Alcohol withdrawal treatment and alcohol detox programs that are supervised and facilitated by medical professionals can reduce any health risks. In fact, alcohol withdrawal symptoms can create a medical emergency if alcohol detox is not done facilitated by professionals.
Alcohol is a liquid that is colorless, flammable, and comes in various forms. The form that is most commonly known is ethyl alcohol (ethanol), the kind of alcohol used in beverages such as wine, beer, and liquor. It is produced through the fermentation of grains and fruits, which happens when yeast acts upon certain ingredients in food and creates alcohol. Beer and wine are drinks that are fermented and can contain anywhere from 2% to 20% alcohol. And other drinks that are distilled, such as liquor, can contain anywhere from 40% to 50% of alcohol.
Of course, it’s well known that alcohol, when consumed, distorts perception and judgment and can affect an individual’s mood. It can also slow down one’s reaction time, making it dangerous to drink before getting behind the wheel.
When someone is attempting to end their alcohol consumption, the effects produced while drinking will have an opposite effect. In fact, the cause of alcohol withdrawal syndrome begins in the brain. Heavy drinking, especially if it was daily, interrupts the activity of neurotransmitters in the brain, the chemicals that transmit messages to the rest of the body.

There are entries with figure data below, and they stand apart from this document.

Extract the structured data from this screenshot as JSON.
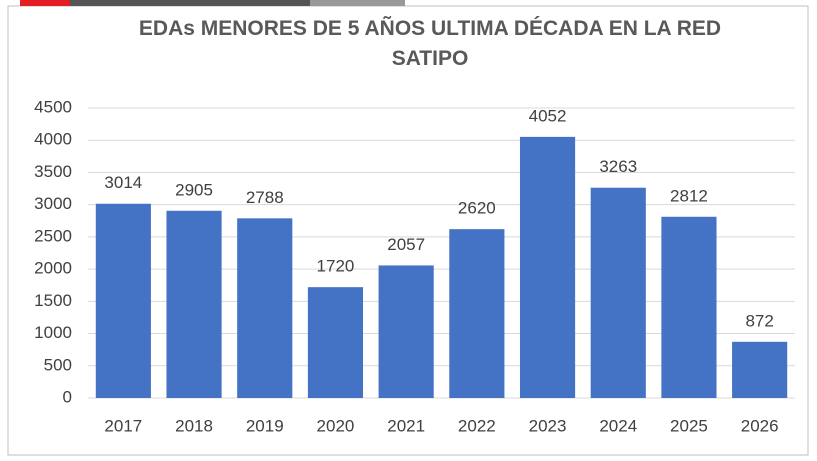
{
  "chart_data": {
    "type": "bar",
    "title": "EDAs MENORES DE 5 AÑOS ULTIMA DÉCADA EN LA RED SATIPO",
    "categories": [
      "2017",
      "2018",
      "2019",
      "2020",
      "2021",
      "2022",
      "2023",
      "2024",
      "2025",
      "2026"
    ],
    "values": [
      3014,
      2905,
      2788,
      1720,
      2057,
      2620,
      4052,
      3263,
      2812,
      872
    ],
    "color": "#4472c4",
    "ylim": [
      0,
      4500
    ],
    "yticks": [
      0,
      500,
      1000,
      1500,
      2000,
      2500,
      3000,
      3500,
      4000,
      4500
    ],
    "grid": true
  }
}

While at first drinking can enhance certain neurotransmitters, later it suppresses them. This is true of the neurotransmitters GABA, which produces a calming effect, and glutamate, which produces feelings of excitability. When heavy drinkers suddenly stop or significantly reduce their alcohol consumption, the neurotransmitters previously suppressed by alcohol are no longer suppressed.

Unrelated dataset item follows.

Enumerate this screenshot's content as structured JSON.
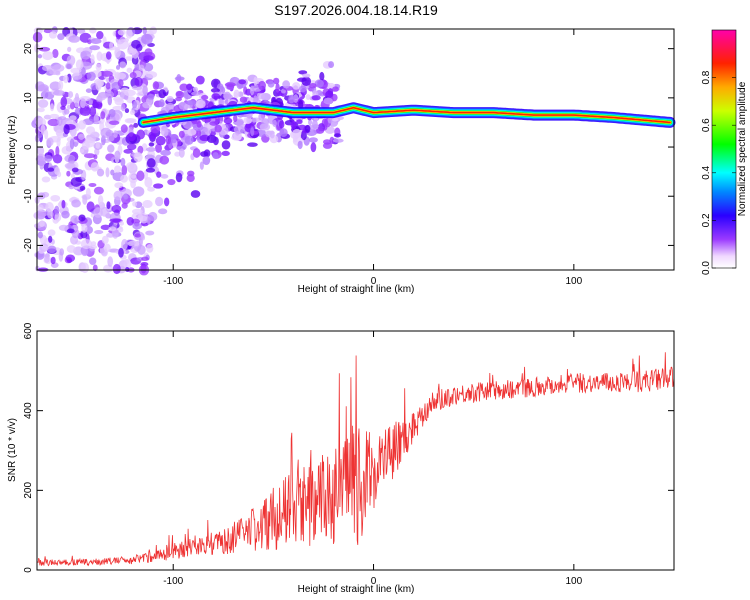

They rebound, which produces a phenomenon known as brain hyper-excitability, and this causes many of the symptoms of alcohol withdrawal syndrome
In order to help minimize the discomforts of alcohol detox, addicts have been prescribed benzodiazepine tranquilizers, which are commonly prescribed for anxiety. Benzodiazepines have been very effective in treating alcohol withdrawal syndrome.
However, the risk with Benzodiazepines is that they are highly addictive and have severe withdrawal symptoms themselves. Yet, when recovering addicts take Benzodiazepines as prescribed, they usually don’t experience the risk of addiction and instead, the medication greatly facilitates their alcohol detox process.
If you’re experiencing an alcohol addiction and you’re ready to get sober, be sure to get the professional help you need for a healthy detox from alcohol.